Erin is a post-op back surgery patient, and the diagnosis requires a lengthy and complicated recovery, therefore the patient and her family must be appropriately educated about home rehabilitation. Erin’s learning style was determined as verbal during interactions and communication in therapy settings. The patient is a student in ordinary life, and the most convenient way of learning and applying the knowledge is by writing, summarizing, and having handouts to read. The main characteristics of verbal learners are a preference to make notes, speaking skills, and a well-developed ability to group and conclude the information they heard or read (Knoll et al., 2017). Education for Erin and her family should include various sources of data and ways of memorizing it.
Three primary learning strategies were chosen considering the patient’s verbal learning style to provide her and the family with practical home care approaches. The first one is dedicated to involving the whole family in the learning process by exploring different sides of perioperative care. The physical, psychological, and social aspects of surgery and patients with the disease can be divided among the family members, so they research the medical sources and then discuss the findings. Such a teaching strategy will help the family broaden their knowledge and better deal with the surgery outcomes.
The second teaching strategy is to combine multiple sources about the diagnosis, surgery, and perioperative care to share with Erin, ask her to study them, make notes, and ask questions. She will gather information about specific topics based on readings, audio, and videos simultaneously, and writing will assist her in perceiving the data because she is a verbal learner. The online conversation can then be planned where Erin will ask her questions to the physicians and therapists. Involving the parents in consultations helps teach the whole family about proper home care (Rabbitts et al., 2017). The entire family can use the notes Erin took as handouts.
The third teaching strategy is to provide Erin with literature, handouts, and resources, then ask her to educate the family about her health conditions and treatment. The necessity to share the information will let the verbal learner study the data carefully and summarize the vital points to know to improve home care. The patient and family should contact a hospital representative who can answer her questions or assist with the sources if they require more information (Rabbitts et al., 2017). Handouts and literature have to be approved by the physician and adequately chosen according to Erin’s level of education and disease conditions.
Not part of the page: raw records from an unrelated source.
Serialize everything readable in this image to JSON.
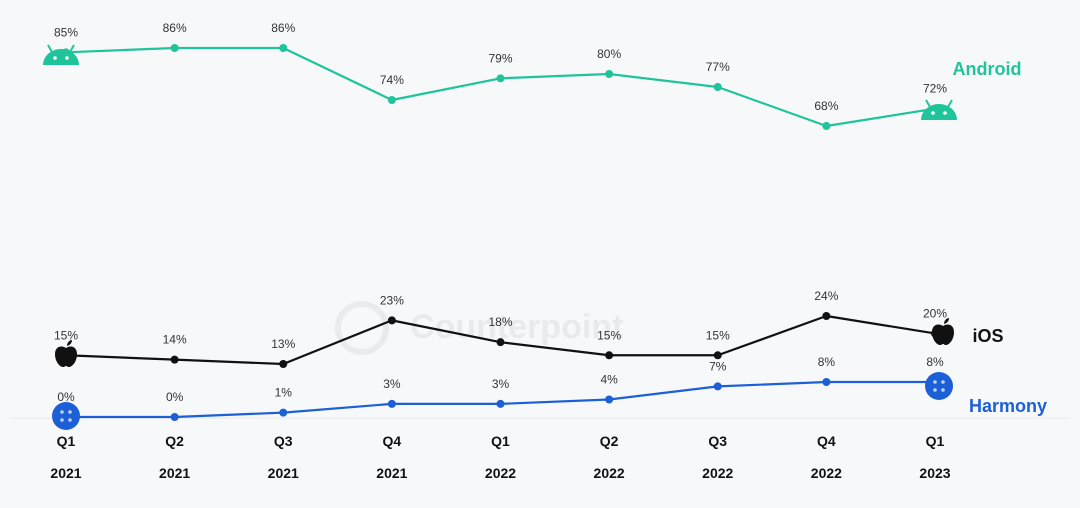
{
  "chart_data": {
    "type": "line",
    "categories": [
      {
        "quarter": "Q1",
        "year": "2021"
      },
      {
        "quarter": "Q2",
        "year": "2021"
      },
      {
        "quarter": "Q3",
        "year": "2021"
      },
      {
        "quarter": "Q4",
        "year": "2021"
      },
      {
        "quarter": "Q1",
        "year": "2022"
      },
      {
        "quarter": "Q2",
        "year": "2022"
      },
      {
        "quarter": "Q3",
        "year": "2022"
      },
      {
        "quarter": "Q4",
        "year": "2022"
      },
      {
        "quarter": "Q1",
        "year": "2023"
      }
    ],
    "series": [
      {
        "name": "Android",
        "color": "#1fc49a",
        "values": [
          85,
          86,
          86,
          74,
          79,
          80,
          77,
          68,
          72
        ],
        "labels": [
          "85%",
          "86%",
          "86%",
          "74%",
          "79%",
          "80%",
          "77%",
          "68%",
          "72%"
        ],
        "end_icon": "android-robot-icon",
        "start_icon": "android-robot-icon"
      },
      {
        "name": "iOS",
        "color": "#111111",
        "values": [
          15,
          14,
          13,
          23,
          18,
          15,
          15,
          24,
          20
        ],
        "labels": [
          "15%",
          "14%",
          "13%",
          "23%",
          "18%",
          "15%",
          "15%",
          "24%",
          "20%"
        ],
        "end_icon": "apple-logo-icon",
        "start_icon": "apple-logo-icon"
      },
      {
        "name": "Harmony",
        "color": "#1c5fd6",
        "values": [
          0,
          0,
          1,
          3,
          3,
          4,
          7,
          8,
          8
        ],
        "labels": [
          "0%",
          "0%",
          "1%",
          "3%",
          "3%",
          "4%",
          "7%",
          "8%",
          "8%"
        ],
        "end_icon": "harmony-logo-icon",
        "start_icon": "harmony-logo-icon"
      }
    ],
    "ylim": [
      0,
      100
    ],
    "grid": false,
    "legend": "inline-right",
    "watermark": "Counterpoint"
  }
}
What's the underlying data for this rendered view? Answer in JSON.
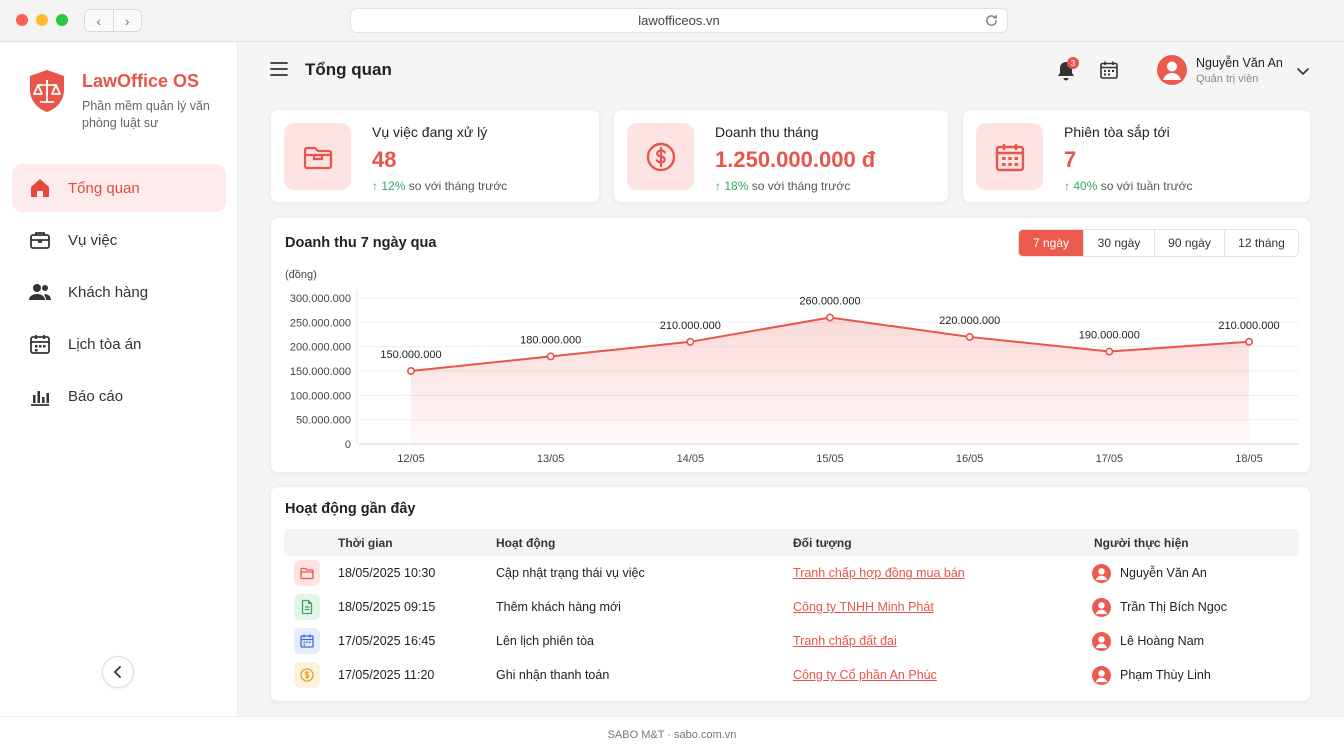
{
  "browser": {
    "url": "lawofficeos.vn"
  },
  "sidebar": {
    "brand": "LawOffice OS",
    "tagline": "Phần mềm quản lý văn phòng luật sư",
    "items": [
      {
        "label": "Tổng quan",
        "icon": "home-icon",
        "active": true
      },
      {
        "label": "Vụ việc",
        "icon": "briefcase-icon",
        "active": false
      },
      {
        "label": "Khách hàng",
        "icon": "users-icon",
        "active": false
      },
      {
        "label": "Lịch tòa án",
        "icon": "calendar-icon",
        "active": false
      },
      {
        "label": "Báo cáo",
        "icon": "bar-chart-icon",
        "active": false
      }
    ]
  },
  "header": {
    "title": "Tổng quan",
    "notification_count": "3",
    "user": {
      "name": "Nguyễn Văn An",
      "role": "Quản trị viên"
    }
  },
  "stats": [
    {
      "label": "Vụ việc đang xử lý",
      "value": "48",
      "trend_pct": "12%",
      "trend_text": "so với tháng trước",
      "icon": "folder-icon"
    },
    {
      "label": "Doanh thu tháng",
      "value": "1.250.000.000 đ",
      "trend_pct": "18%",
      "trend_text": "so với tháng trước",
      "icon": "dollar-icon"
    },
    {
      "label": "Phiên tòa sắp tới",
      "value": "7",
      "trend_pct": "40%",
      "trend_text": "so với tuần trước",
      "icon": "calendar-icon"
    }
  ],
  "revenue": {
    "title": "Doanh thu 7 ngày qua",
    "ranges": [
      "7 ngày",
      "30 ngày",
      "90 ngày",
      "12 tháng"
    ],
    "active_range": "7 ngày"
  },
  "chart_data": {
    "type": "area",
    "title": "Doanh thu 7 ngày qua",
    "ylabel": "(đồng)",
    "categories": [
      "12/05",
      "13/05",
      "14/05",
      "15/05",
      "16/05",
      "17/05",
      "18/05"
    ],
    "values": [
      150000000,
      180000000,
      210000000,
      260000000,
      220000000,
      190000000,
      210000000
    ],
    "value_labels": [
      "150.000.000",
      "180.000.000",
      "210.000.000",
      "260.000.000",
      "220.000.000",
      "190.000.000",
      "210.000.000"
    ],
    "ylim": [
      0,
      300000000
    ],
    "yticks": [
      0,
      50000000,
      100000000,
      150000000,
      200000000,
      250000000,
      300000000
    ],
    "ytick_labels": [
      "0",
      "50.000.000",
      "100.000.000",
      "150.000.000",
      "200.000.000",
      "250.000.000",
      "300.000.000"
    ],
    "grid": true,
    "color": "#e8554a"
  },
  "activity": {
    "title": "Hoạt động gần đây",
    "columns": [
      "Thời gian",
      "Hoạt động",
      "Đối tượng",
      "Người thực hiện"
    ],
    "rows": [
      {
        "icon": "folder-icon",
        "color": "#fde4e2",
        "stroke": "#e8554a",
        "time": "18/05/2025 10:30",
        "action": "Cập nhật trạng thái vụ việc",
        "target": "Tranh chấp hợp đồng mua bán",
        "user": "Nguyễn Văn An"
      },
      {
        "icon": "document-icon",
        "color": "#e3f4e8",
        "stroke": "#3aa55e",
        "time": "18/05/2025 09:15",
        "action": "Thêm khách hàng mới",
        "target": "Công ty TNHH Minh Phát",
        "user": "Trần Thị Bích Ngọc"
      },
      {
        "icon": "calendar-icon",
        "color": "#e5ecfb",
        "stroke": "#3b6fd8",
        "time": "17/05/2025 16:45",
        "action": "Lên lịch phiên tòa",
        "target": "Tranh chấp đất đai",
        "user": "Lê Hoàng Nam"
      },
      {
        "icon": "coin-icon",
        "color": "#fdf2dc",
        "stroke": "#e0a22d",
        "time": "17/05/2025 11:20",
        "action": "Ghi nhận thanh toán",
        "target": "Công ty Cổ phần An Phúc",
        "user": "Phạm Thùy Linh"
      }
    ]
  },
  "footer": {
    "text": "SABO M&T · sabo.com.vn"
  }
}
To educate on Do’s and Don’ts, Erin and her family have to get to know the severe consequences of inappropriate actions and discuss how to avoid such situations in their home environment. The “Do’s” can be divided into things that Erin can do on her own and ones that require her parents’ assistance. Home medication must be clearly explained before the discharge and collected into a handout with the symptoms and dosage of drugs to utilize. It is necessary to discuss the list with the patient’s family and ensure they are aware of the types of drugs and capable of making appropriate choices in pain management (Borden et al., 2016). The therapist or physician needs to be involved in the creation of medication lists for the family.
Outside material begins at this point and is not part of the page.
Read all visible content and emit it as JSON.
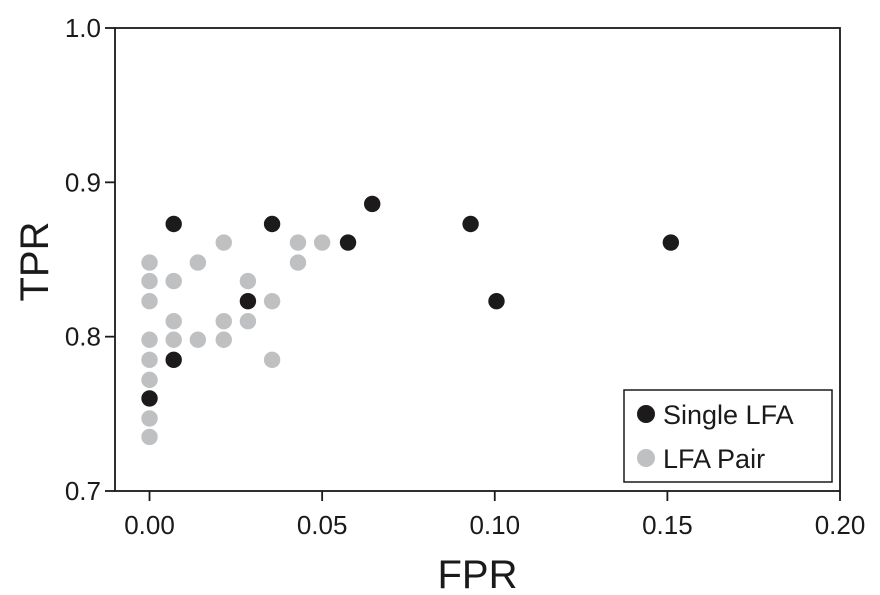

Wound care requires specific education for the family member who will be responsible for it, and its worsening symptoms have to be shared with the patient. A checklist with details like incision swelling, redness, warmth, and drainage to consider can be used, and the normal wound conditions should be described (Borden et al., 2016). Erin has to be aware of the significant signs and symptoms of infections or worsening health conditions. Literature and articles from public sources like healthcare.gov can be given to educate Erin and let her make notes of symptoms she might face during the perioperative period.
Erin and her parents need to have a list of complaints and the rate of their cruciality and the contacts of the hospital, emergency unit, physicians, and therapists. The activities restrictions can be taught via the videos of how the body in post-surgery conditions might react to prohibited actions. The perioperative diet must be healthy and balanced, and it is useful to encourage the whole family to change their eating habits to maintain such nutrition (Borden et al., 2016). The dietary instructions can be provided as product lists to choose from, so the family will obtain the new menu by trying different dishes.
The best approach is to implement all of the teaching strategies because it will allow the family to gather information from multiple sources and apply it in practice and discussions and consultations. The physician can ask Erin if making notes and summarizing the data was easy for her. If a verbal learner had no difficulties grouping the information, it verifies that they understood the material (Knoll et al., 2017). It will be evident that the family is well-educated to provide the patient with appropriate home care if their questions are specific and reveal that they deeply understand the topic.
Borden, T. C., Bellaire, L. L., & Fletcher, N. D. (2016). Improving perioperative care for adolescent idiopathic scoliosis patients: the impact of a multidisciplinary care approach. Journal of Multidisciplinary Healthcare, 9, 435-445. Web.
Knoll, A. R., Otani, H., Skeel, R. L., & Van Horn, K. R. (2017). Learning style, judgements of learning, and learning of verbal and visual information. British Journal of Psychology, 108(3), 544-563. Web.
Rabbitts, J. A., Aaron, R. V., Fisher, E., Lang, E. A., Bridgwater, C., Tai, G. G., & Palermo, T. M. (2017). Long-term pain and recovery after major pediatric surgery: a qualitative study with teens, parents, and perioperative care providers. The Journal of Pain, 18(7), 778-786. Web.